The magistrate obviously took a poor view of the circumstances leading up to the application to adjourn the trial. He took the unusual step of examining Mr Botten, the proprietor of W.G. Botten & Associates, on oath as to the various communications which had passed between him and the appellant’s former solicitor, Mr Esau, in which Mr Esau had advised in the first place that he was no longer acting, but in the second place, and more importantly, had advised the client, the appellant Mr Samson, that the matter was coming on for trial on 9 April 2003.
The magistrate took the view that Mr Samson had clearly been advised that the matter was coming on for trial and did not accept the suggestion that Mr Samson thought that the matter was coming on only for a directions hearing. Notwithstanding that, he stood the matter over for mention to another date in June and in the meantime ordered the appellant to pay into court $25,000 by 18 June 2003. Failing due payment of that amount, pursuant to the self-executing order, judgment would be entered against the appellant on the various amounts said to be the amounts still due on the claims against him in each of the nine actions. The appellant did not pay the money, and the self-executing order has taken effect with the result that he has recorded against him judgments totalling a little more than $54,000.
When he made the order for payment of $25,000, the trial magistrate indicated that he was ordering payment of that amount by way of security for costs. He separately ordered an amount of $300 to be paid by way of the costs thrown away associated with the adjournment of the hearing on that date.

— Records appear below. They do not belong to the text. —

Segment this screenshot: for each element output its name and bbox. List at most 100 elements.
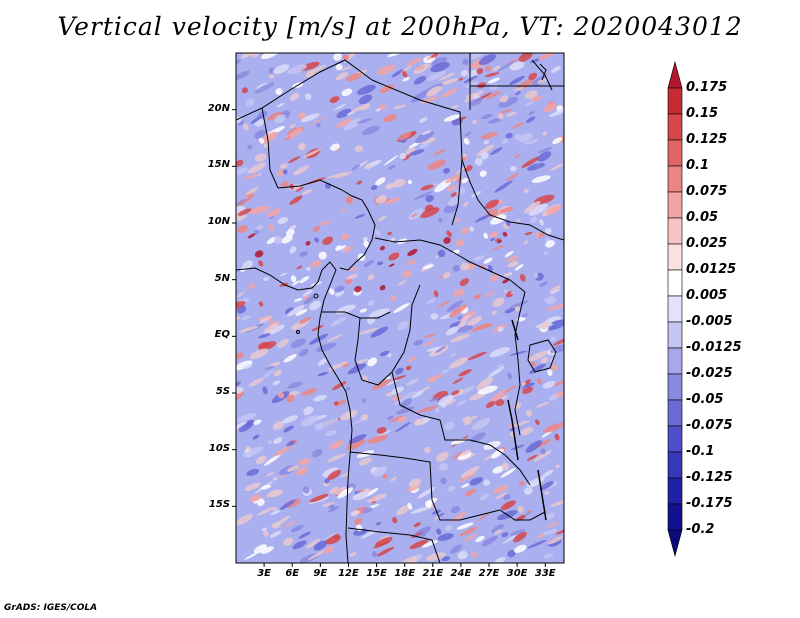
field-blob: [413, 76, 427, 85]
field-blob: [452, 377, 464, 384]
field-blob: [426, 374, 444, 382]
field-blob: [540, 357, 549, 364]
field-blob: [510, 291, 515, 295]
field-blob: [507, 261, 519, 268]
field-blob: [421, 540, 439, 548]
field-blob: [346, 273, 358, 280]
field-blob: [263, 143, 270, 148]
field-blob: [247, 144, 253, 150]
field-blob: [365, 163, 371, 170]
border-angola-zambia: [349, 451, 501, 521]
field-blob: [522, 313, 529, 318]
field-blob: [535, 419, 540, 426]
field-blob: [489, 84, 499, 90]
colorbar-label: 0.075: [686, 184, 728, 199]
field-blob: [535, 401, 550, 408]
field-blob: [458, 471, 477, 483]
field-blob: [492, 466, 505, 474]
field-blob: [318, 251, 327, 260]
field-blob: [399, 556, 419, 563]
field-blob: [379, 350, 390, 357]
field-blob: [242, 123, 249, 131]
field-blob: [244, 482, 261, 492]
field-blob: [300, 113, 320, 123]
field-blob: [350, 103, 371, 113]
field-blob: [262, 386, 268, 395]
field-blob: [502, 532, 520, 545]
field-blob: [321, 502, 335, 507]
field-blob: [344, 278, 353, 285]
lon-label: 6E: [285, 568, 300, 579]
field-blob: [421, 130, 432, 136]
field-blob: [456, 400, 467, 406]
field-blob: [540, 321, 550, 330]
field-blob: [402, 70, 408, 78]
lon-label: 24E: [450, 568, 472, 579]
field-blob: [247, 162, 266, 174]
field-blob: [305, 240, 311, 246]
field-blob: [442, 272, 451, 279]
field-blob: [376, 426, 387, 434]
field-blob: [546, 298, 558, 305]
field-blob: [322, 236, 334, 245]
field-blob: [300, 388, 318, 396]
field-blob: [393, 104, 407, 110]
field-blob: [514, 544, 527, 554]
field-blob: [456, 522, 474, 530]
field-blob: [496, 363, 504, 368]
field-blob: [257, 316, 268, 321]
field-blob: [236, 292, 245, 299]
field-blob: [446, 230, 452, 238]
field-blob: [391, 69, 404, 78]
field-blob: [328, 504, 335, 510]
colorbar-bin: [667, 113, 683, 141]
field-blob: [499, 206, 514, 213]
field-blob: [387, 53, 404, 58]
field-blob: [284, 136, 292, 141]
field-blob: [330, 317, 346, 327]
colorbar-bin: [667, 87, 683, 115]
field-blob: [391, 386, 404, 395]
field-blob: [443, 167, 451, 174]
field-blob: [302, 289, 313, 297]
field-blob: [311, 325, 324, 332]
field-blob: [547, 369, 553, 376]
field-blob: [392, 517, 398, 524]
field-blob: [413, 522, 421, 528]
field-blob: [413, 191, 433, 201]
colorbar-label: 0.025: [686, 236, 728, 251]
field-blob: [463, 138, 470, 145]
field-blob: [306, 266, 311, 271]
field-blob: [449, 353, 456, 358]
field-blob: [491, 310, 497, 316]
field-blob: [236, 167, 248, 175]
field-blob: [281, 235, 293, 244]
field-blob: [285, 229, 295, 237]
field-blob: [454, 218, 461, 222]
field-blob: [246, 468, 260, 476]
field-blob: [329, 96, 340, 104]
field-blob: [537, 77, 549, 84]
field-blob: [384, 376, 392, 380]
colorbar-bin: [667, 217, 683, 245]
field-blob: [356, 450, 375, 458]
field-blob: [298, 317, 311, 324]
field-blob: [290, 246, 297, 253]
field-blob: [379, 285, 386, 291]
field-blob: [348, 434, 367, 444]
field-blob: [374, 537, 393, 547]
field-blob: [467, 316, 482, 327]
field-blob: [483, 257, 493, 264]
border-car: [374, 237, 526, 293]
field-blob: [269, 216, 275, 219]
field-blob: [523, 240, 529, 245]
field-blob: [476, 68, 484, 75]
field-blob: [490, 389, 508, 402]
field-blob: [492, 297, 505, 307]
bioko-island: [313, 293, 319, 299]
axis-ticks: [232, 109, 546, 567]
field-blob: [441, 78, 459, 85]
field-blob: [407, 356, 417, 363]
field-blob: [362, 507, 373, 514]
field-blob: [389, 415, 403, 423]
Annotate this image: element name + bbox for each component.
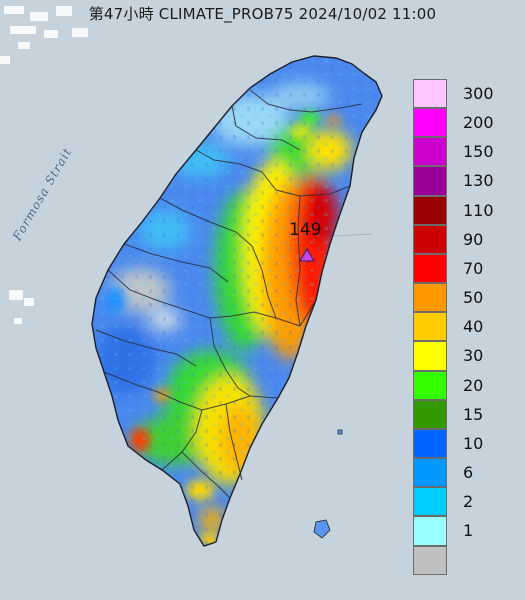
legend-swatch — [413, 516, 447, 546]
legend-item: 130 — [413, 166, 513, 196]
legend-item — [413, 545, 513, 575]
legend-item: 6 — [413, 458, 513, 488]
legend-swatch — [413, 458, 447, 488]
peak-value-label: 149 — [289, 220, 322, 240]
legend-swatch — [413, 166, 447, 196]
legend-swatch — [413, 253, 447, 284]
legend-item: 50 — [413, 283, 513, 313]
legend-swatch — [413, 341, 447, 371]
legend-item: 70 — [413, 253, 513, 284]
legend-label: 90 — [463, 229, 484, 249]
legend-item: 1 — [413, 516, 513, 546]
legend-swatch — [413, 312, 447, 342]
legend-swatch — [413, 195, 447, 225]
legend-label: 200 — [463, 113, 494, 133]
legend-label: 110 — [463, 200, 494, 220]
legend-swatch — [413, 370, 447, 400]
legend-label: 30 — [463, 346, 484, 366]
legend-item: 20 — [413, 370, 513, 400]
legend-item: 2 — [413, 487, 513, 517]
small-islands — [313, 429, 343, 539]
legend-item: 30 — [413, 341, 513, 371]
legend-label: 70 — [463, 258, 484, 278]
legend-swatch — [413, 487, 447, 517]
legend-item: 150 — [413, 137, 513, 167]
legend-label: 20 — [463, 375, 484, 395]
legend-item: 110 — [413, 195, 513, 225]
leader-line — [333, 233, 373, 237]
cloud-patches — [0, 6, 88, 324]
legend-item: 40 — [413, 312, 513, 342]
legend-swatch — [413, 79, 447, 109]
legend-label: 150 — [463, 142, 494, 162]
legend-label: 15 — [463, 404, 484, 424]
legend-item: 200 — [413, 108, 513, 138]
legend-item: 300 — [413, 79, 513, 109]
legend-swatch — [413, 137, 447, 167]
legend-swatch — [413, 283, 447, 313]
legend-swatch — [413, 108, 447, 138]
map-title: 第47小時 CLIMATE_PROB75 2024/10/02 11:00 — [88, 5, 437, 23]
legend-label: 50 — [463, 288, 484, 308]
legend-label: 1 — [463, 521, 474, 541]
legend-label: 300 — [463, 84, 494, 103]
legend-label: 6 — [463, 463, 474, 483]
legend-swatch — [413, 545, 447, 575]
legend-swatch — [413, 399, 447, 429]
legend-label: 40 — [463, 317, 484, 337]
county-boundaries — [95, 89, 363, 499]
legend-item: 15 — [413, 399, 513, 429]
legend-label: 10 — [463, 433, 484, 453]
legend-item: 10 — [413, 428, 513, 459]
legend-label: 130 — [463, 171, 494, 191]
peak-marker-icon — [299, 248, 315, 262]
legend-item: 90 — [413, 224, 513, 254]
legend-swatch — [413, 428, 447, 459]
color-legend: 300 200 150 130 110 90 70 50 40 30 20 15 10 6 2 1 — [413, 79, 513, 575]
legend-label: 2 — [463, 492, 474, 512]
legend-swatch — [413, 224, 447, 254]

In my opinion, the magistrate was in error in ordering a substantial payment as security for costs by the defendant. Ordinarily, defendants are not made the target of orders for security for costs. They do not choose to be sued, and are ordinarily entitled to put forward whatever defence they may have, without pecuniary penalty as the price of doing so.
On the other hand, it is not uncommon in the context of applications for summary judgment or on a summons specially endorsed, that a price would be put upon the lodging or maintenance of a defence by a defendant. That may be so if there is on the face of it a defence that is lacking in merit or only barely arguable. I must say that nowadays, orders directing a payment into court as a condition of defending an action are not so common as they used to be.

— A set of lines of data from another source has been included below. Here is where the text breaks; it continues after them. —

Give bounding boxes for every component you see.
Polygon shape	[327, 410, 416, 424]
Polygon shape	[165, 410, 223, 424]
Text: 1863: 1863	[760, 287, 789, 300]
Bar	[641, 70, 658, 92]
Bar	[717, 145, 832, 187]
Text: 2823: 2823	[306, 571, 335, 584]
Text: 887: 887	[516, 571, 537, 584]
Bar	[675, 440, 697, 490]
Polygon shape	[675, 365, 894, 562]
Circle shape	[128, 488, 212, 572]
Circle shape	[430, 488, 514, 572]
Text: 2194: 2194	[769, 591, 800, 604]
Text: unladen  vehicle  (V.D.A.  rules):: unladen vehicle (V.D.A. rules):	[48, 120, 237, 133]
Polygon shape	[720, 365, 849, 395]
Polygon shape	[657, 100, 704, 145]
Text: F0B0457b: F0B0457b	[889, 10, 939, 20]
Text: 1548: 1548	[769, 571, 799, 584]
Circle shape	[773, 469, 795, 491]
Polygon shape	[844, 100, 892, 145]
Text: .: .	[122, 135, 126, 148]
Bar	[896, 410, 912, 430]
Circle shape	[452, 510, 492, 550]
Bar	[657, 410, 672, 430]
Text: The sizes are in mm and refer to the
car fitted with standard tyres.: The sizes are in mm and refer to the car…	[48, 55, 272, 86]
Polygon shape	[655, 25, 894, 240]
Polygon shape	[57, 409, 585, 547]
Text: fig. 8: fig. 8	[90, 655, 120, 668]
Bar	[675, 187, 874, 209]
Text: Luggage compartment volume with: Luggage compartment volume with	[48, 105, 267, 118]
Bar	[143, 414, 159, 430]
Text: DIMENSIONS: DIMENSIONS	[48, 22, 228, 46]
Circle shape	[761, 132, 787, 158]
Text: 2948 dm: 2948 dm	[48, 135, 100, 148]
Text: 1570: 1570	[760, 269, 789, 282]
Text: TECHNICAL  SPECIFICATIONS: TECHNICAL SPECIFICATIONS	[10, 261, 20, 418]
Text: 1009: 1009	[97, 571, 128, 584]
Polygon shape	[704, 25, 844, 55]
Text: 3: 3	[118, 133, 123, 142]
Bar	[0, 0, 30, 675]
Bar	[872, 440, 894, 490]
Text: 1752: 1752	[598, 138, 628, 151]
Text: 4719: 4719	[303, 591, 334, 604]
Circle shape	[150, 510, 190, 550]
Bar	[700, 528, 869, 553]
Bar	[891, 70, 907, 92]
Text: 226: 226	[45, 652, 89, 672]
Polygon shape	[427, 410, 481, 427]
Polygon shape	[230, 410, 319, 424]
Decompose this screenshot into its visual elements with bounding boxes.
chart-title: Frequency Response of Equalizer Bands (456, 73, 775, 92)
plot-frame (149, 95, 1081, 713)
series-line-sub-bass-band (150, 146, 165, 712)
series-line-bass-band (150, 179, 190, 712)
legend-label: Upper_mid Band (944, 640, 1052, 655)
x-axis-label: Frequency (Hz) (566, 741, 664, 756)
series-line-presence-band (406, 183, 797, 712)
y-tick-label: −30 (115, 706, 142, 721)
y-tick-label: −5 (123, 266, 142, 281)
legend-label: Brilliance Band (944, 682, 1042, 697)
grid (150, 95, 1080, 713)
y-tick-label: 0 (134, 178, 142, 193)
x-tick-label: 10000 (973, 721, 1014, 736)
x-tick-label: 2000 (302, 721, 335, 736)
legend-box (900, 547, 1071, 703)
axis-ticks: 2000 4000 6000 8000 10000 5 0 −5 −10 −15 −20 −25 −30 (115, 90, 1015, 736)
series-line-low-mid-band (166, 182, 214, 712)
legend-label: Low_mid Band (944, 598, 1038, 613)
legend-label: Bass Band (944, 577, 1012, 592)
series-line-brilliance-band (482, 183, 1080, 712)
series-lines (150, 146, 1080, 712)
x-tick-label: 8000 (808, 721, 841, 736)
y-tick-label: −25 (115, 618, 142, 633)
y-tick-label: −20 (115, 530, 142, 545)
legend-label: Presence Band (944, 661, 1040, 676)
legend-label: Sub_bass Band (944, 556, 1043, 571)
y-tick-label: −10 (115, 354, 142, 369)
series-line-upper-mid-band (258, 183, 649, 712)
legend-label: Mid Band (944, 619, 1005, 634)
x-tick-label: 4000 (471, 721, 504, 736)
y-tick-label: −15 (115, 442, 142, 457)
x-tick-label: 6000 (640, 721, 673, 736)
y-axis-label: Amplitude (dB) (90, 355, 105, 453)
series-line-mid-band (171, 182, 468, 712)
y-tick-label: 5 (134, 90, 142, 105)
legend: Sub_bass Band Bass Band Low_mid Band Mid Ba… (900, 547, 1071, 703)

Be that as it may, it would have been open for the magistrate in the circumstances confronting him on 9 April this year to have ordered something to be paid into court against the judgment as a condition of the adjournment of the trial. I think that was the proper course for him to have taken. Any payment, however, should not be for an amount nearly half the total amount of the claim.
In my view, the immediate circumstances attendant upon the request for an adjournment should have been visited with an order that the appellant pay into court an amount of the order of $5,000 to abide the event of the action.
The appeal should be allowed, the order under appeal quashed and in lieu thereof an order made adjourning the matter for trial in the Magistrates Court. This is subject to the payment of $5,000 into court by the appellant, Mr Samson, to abide the event of the plaintiff’s claim against him. That amount is to be paid into the Magistrates Court on or before Monday 8 September 2003, failing which the judgments the subject of the appeal will remain in full force and effect, and the plaintiff will then be at liberty to execute them.
I order also that the matter be brought on for trial in the Magistrates Court at the earliest available date.
Is there a solicitor on the record for your client now in the Magistrates Court, Mr Dal Cin?
MR DAL CIN: Those who instruct me are on the record in this Court in the proceeding. They haven’t otherwise filed anything in the Magistrates Court.
HIS HONOUR: Do they propose to file an address for service in the Magistrates Court?
MR DAL CIN: Yes, I’m instructed they do.
HIS HONOUR: I note that the solicitors presently instructing Mr Dal Cin, Messrs Winters, propose to file an address for service in the Magistrates Court.
[AFTER HEARING COUNSEL AS TO COSTS]
HIS HONOUR: The order for costs on the appeal is that there be no order for costs on the appeal.